Lecture: One-Dimensional Pd(III) Mott-Insulators: Phase Transition, Charge Fluctuation, and Devices by Prof. Masahiro Yamashita
One-Dimensional Pd(III) Mott-Insulators: Phase Transition, Charge Fluctuation, and Devices
Speaker:
Prof. Masahiro Yamashita
Time:
10:00-11:00 Oct 22, 2021
Venue:
Online: Tencent Conference, ID: 336 856 800
Abstract:
Quasi-one-dimensional halogen-bridged complexes of Ni, Pd and Pt have been attracting much attention because they show very interesting chemical and physical properties such as intense inter-valence charge transfer bands, progressive overtones of resonance Raman spectra, luminescence spectra with large Stokes-shifts, mid-gap absorptions attributable to soliton and polaron. Recently, we have found the largest third-order optical nonlinearity in [NiIII(chxn)2Br]Br2 with the strong electron-correlation (~10-4 esu). Generally speaking, the Pd complexes form the Pd(II)-Pd(IV) mixed-valence states, where the bridging halogens are displaced from the midpoints between neighboring two Pd atoms along the chain, due to the electron-phonon interaction, while the Ni complexes forms the Ni(III) Mott-Hubbard states, where the bridging halogens are located at midpoints between the neighboring two Ni atoms along the chain, due to the strong electron-correlation. Recently, Pd(en)2Br(C5-Y)2 with sulfonic acid counter-ions of the long alkyl chain shows the phase transition between the Pd(II)-Pd(IV) mixed-valence state and Pd(III) Mott-Hubbard state around 205K. The Pd compounds with sulfonic acid of 9 and 12 alkyl chains take the Pd(III) states even at room temperature for the first time. Pd(cptn)2Br3 show the charge fluctuation and charge separation between Pd(III) state and Pd(II)-Pd(IV) mixed-valence state. Finally, I will talk about their devices composed of the Ni-Pd hetero-junctions.

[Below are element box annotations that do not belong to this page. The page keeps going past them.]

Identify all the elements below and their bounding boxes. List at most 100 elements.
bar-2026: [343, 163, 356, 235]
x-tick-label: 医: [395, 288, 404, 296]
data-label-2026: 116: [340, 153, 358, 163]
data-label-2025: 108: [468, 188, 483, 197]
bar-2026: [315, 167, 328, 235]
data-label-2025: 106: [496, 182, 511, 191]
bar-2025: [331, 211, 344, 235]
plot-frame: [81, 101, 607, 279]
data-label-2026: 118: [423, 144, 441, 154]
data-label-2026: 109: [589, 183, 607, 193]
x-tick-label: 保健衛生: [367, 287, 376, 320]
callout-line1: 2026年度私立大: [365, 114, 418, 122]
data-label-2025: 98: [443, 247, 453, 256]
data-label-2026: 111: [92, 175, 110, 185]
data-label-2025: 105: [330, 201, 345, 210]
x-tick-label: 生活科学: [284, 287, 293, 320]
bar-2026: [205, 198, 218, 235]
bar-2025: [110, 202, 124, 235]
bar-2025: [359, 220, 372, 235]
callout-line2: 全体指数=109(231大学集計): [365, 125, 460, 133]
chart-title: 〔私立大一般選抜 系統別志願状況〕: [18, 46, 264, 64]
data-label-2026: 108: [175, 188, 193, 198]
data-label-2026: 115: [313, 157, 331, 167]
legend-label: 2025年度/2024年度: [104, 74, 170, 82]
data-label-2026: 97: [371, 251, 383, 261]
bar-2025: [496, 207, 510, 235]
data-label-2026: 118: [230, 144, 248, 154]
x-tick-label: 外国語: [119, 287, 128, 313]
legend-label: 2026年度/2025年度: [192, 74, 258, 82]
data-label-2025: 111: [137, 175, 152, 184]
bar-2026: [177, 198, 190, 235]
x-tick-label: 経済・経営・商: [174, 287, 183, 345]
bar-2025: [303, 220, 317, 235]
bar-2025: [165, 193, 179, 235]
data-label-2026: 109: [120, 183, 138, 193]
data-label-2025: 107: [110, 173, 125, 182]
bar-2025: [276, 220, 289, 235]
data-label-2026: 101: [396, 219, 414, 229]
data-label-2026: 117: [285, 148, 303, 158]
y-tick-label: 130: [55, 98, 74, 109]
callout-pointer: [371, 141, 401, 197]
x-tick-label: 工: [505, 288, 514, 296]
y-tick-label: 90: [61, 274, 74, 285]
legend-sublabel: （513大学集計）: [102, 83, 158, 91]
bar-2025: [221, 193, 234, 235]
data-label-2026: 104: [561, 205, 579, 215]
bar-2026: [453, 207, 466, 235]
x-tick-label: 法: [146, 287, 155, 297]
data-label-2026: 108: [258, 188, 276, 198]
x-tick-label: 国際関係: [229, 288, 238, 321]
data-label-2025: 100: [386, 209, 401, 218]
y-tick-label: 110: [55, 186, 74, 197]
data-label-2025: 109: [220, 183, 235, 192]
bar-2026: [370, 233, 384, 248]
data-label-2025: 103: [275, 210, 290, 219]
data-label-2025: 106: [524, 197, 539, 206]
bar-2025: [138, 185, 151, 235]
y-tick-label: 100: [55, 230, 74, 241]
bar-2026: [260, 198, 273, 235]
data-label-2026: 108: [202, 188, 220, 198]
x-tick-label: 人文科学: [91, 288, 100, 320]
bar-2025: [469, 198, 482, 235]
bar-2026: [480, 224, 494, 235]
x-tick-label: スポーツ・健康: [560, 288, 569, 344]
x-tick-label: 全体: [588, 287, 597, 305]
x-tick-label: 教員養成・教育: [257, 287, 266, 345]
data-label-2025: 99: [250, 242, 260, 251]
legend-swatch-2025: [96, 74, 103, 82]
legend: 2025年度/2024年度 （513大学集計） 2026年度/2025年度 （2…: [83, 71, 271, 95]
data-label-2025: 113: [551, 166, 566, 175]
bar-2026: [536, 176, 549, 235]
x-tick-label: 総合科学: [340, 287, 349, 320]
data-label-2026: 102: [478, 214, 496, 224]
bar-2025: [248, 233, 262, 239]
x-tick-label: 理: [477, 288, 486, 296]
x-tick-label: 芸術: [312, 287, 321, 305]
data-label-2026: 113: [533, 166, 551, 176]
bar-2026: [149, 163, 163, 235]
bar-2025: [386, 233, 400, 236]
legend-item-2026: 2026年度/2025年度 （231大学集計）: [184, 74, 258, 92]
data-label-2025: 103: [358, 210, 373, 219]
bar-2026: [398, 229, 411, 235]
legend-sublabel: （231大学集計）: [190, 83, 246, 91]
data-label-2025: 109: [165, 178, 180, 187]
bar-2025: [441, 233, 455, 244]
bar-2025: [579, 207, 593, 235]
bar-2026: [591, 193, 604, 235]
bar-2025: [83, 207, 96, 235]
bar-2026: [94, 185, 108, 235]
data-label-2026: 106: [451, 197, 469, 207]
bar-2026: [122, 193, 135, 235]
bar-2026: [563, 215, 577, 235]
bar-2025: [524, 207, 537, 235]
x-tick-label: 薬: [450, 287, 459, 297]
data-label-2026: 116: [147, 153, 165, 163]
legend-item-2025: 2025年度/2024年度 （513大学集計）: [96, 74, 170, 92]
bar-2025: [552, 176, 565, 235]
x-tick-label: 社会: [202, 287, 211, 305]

Brief Introduction of the Speaker:
Professor Masahiro Yamashita now works at Tohoku University in Japan. He received his Ph.D. from Kyushu University in Japan in 1982, and then engaged in research work in many well-known scientific research institutions, such as Japan Molecular Institute, Kyushu University, Nagoya University, Tokyo Metropolitan University, London University, etc. Professor Masahiro has been engaged in the research of molecular-based magnetic materials, functional complexes and nano-materials and made important contributions. Up to now more than 300 papers have been published in Nature, Nature Commun, JACS, Angew, and Chem. He has won Innovation Award of Japan Chemical Society in 2005, Inoue Award in 2012 and Coordination Chemistry Award in Japan in 2014.